I don’t know if it’s just that I’m a ridiculously agreeable person (some might say doormat, but I disagree. See? I just disagreed there), but the first time foam rolling was written in to my program, it didn't even cross my mind to skip it.
That was in 2010. Since then, I've started every workout with foam rolling, and I include the same format for all of my clients. I was surprised to learn from my sheepish but honest clients, that most of them just flat out skipped it. (For anyone unfamiliar, a foam roller is the thing in the corner of your gym that looks like a short fat swimming pool noodle. It's not a noodle.)
Me: How is foam rolling going?
Me: You know, the first part of your program? The thing you do before your dynamic warm up?
Client:.....I was....in a hurry....
(Banging my head...slowly...)
So a few things about foam rolling.
1. It will take awhile to get comfortable with it.
If you are doing this in public, you'll feel like a turtle rolling around on the floor. It feels weird. The roller might go skirting across the floor. You might feel dumb. You are not dumb. If you do this at home and have a dog or a toddler, rest assured, play time is on.. If you are truly uncomfortable being on the floor with the foam roller, or if you have any particular injuries that prevent you from getting on the floor, there is now another option:
The foam ball (click me)
The foam ball works the exact same way as the roller, but you can wedge it up against a wall to roll out the same muscles if that is more comfortable. Listen I know it looks weird at first, ok? But trust me, all the cool kids are doing it.
Ok, well, maybe I don’t really know what the cool kids are doing, but it’s good for you. Also, eat your vegetables. And drink your protein shakes.
2. But what does it do?
It sort of irons out your muscles. Foam rolling has been linked to improvements in flexibility, athletic performance, and delayed onset muscle soreness (DOMS). *
Foam rolling is a form of myofascial release, which is a term given to a specific form of manual therapy that is intended to have an effect on fascia.* Fascia was once described to me as saran wrap for your muscles.
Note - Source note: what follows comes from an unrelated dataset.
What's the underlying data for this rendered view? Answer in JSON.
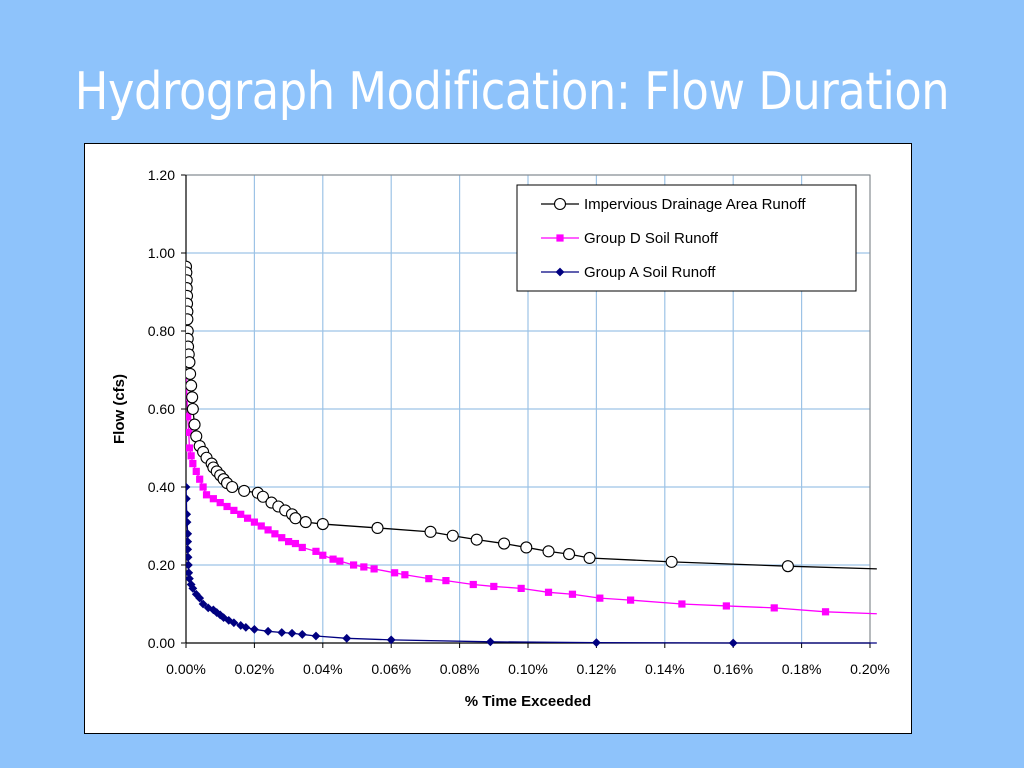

If you keep wrapping saran wrap around the left over piece of steak, you're going to get bumps and lumps all over the place. In your muscles, these are adhesions and scar tissue. You’ll notice when you first start foam rolling that some places feel good, and that others will make you use scream like an actress in a bad horror movie.
Note: go easier on those spots, ok? In fact, when you find a hot spot, move about four or five inches away and work around it, not right on it.
3. When to do it?
First of all, every day. Workout or no workout. Do it every day. Buy one for your house, give your dog some peanut butter, and do your foam rolling.
I do it before I work out, some folks do it after, and some folks do it both. Before a workout, foam rolling is linked to increased flexibility in the short term, and as someone who is not flexible at all, I notice a difference. Foam rolling also promotes blood flow, which is one of the reasons I like to use it at the beginning.
When used after a workout, the foam roller is linked to a reduction in perceived soreness during the 48 hours following a damaging exercise.*
4. How do I do it?
If you're still reading (thanks!), you might be wondering exactly how you do this...
At some point I'll make my own video, but in the meantime, I don't think you'll find a better explanation than this one, from the folks over at Cressey Sports Performance.
Watch this video. It takes three minutes of your time.
5. Where do I buy one (Thanks Barb!)
You can purchase these at most sporting good stores, but I recommend getting one that has PVC pipe in the center, as those will last longer. Here is a link to one on Amazon that fits the bill.
*All of the research I'm referring to comes from a study on www.strengthandconditioningresearch.com.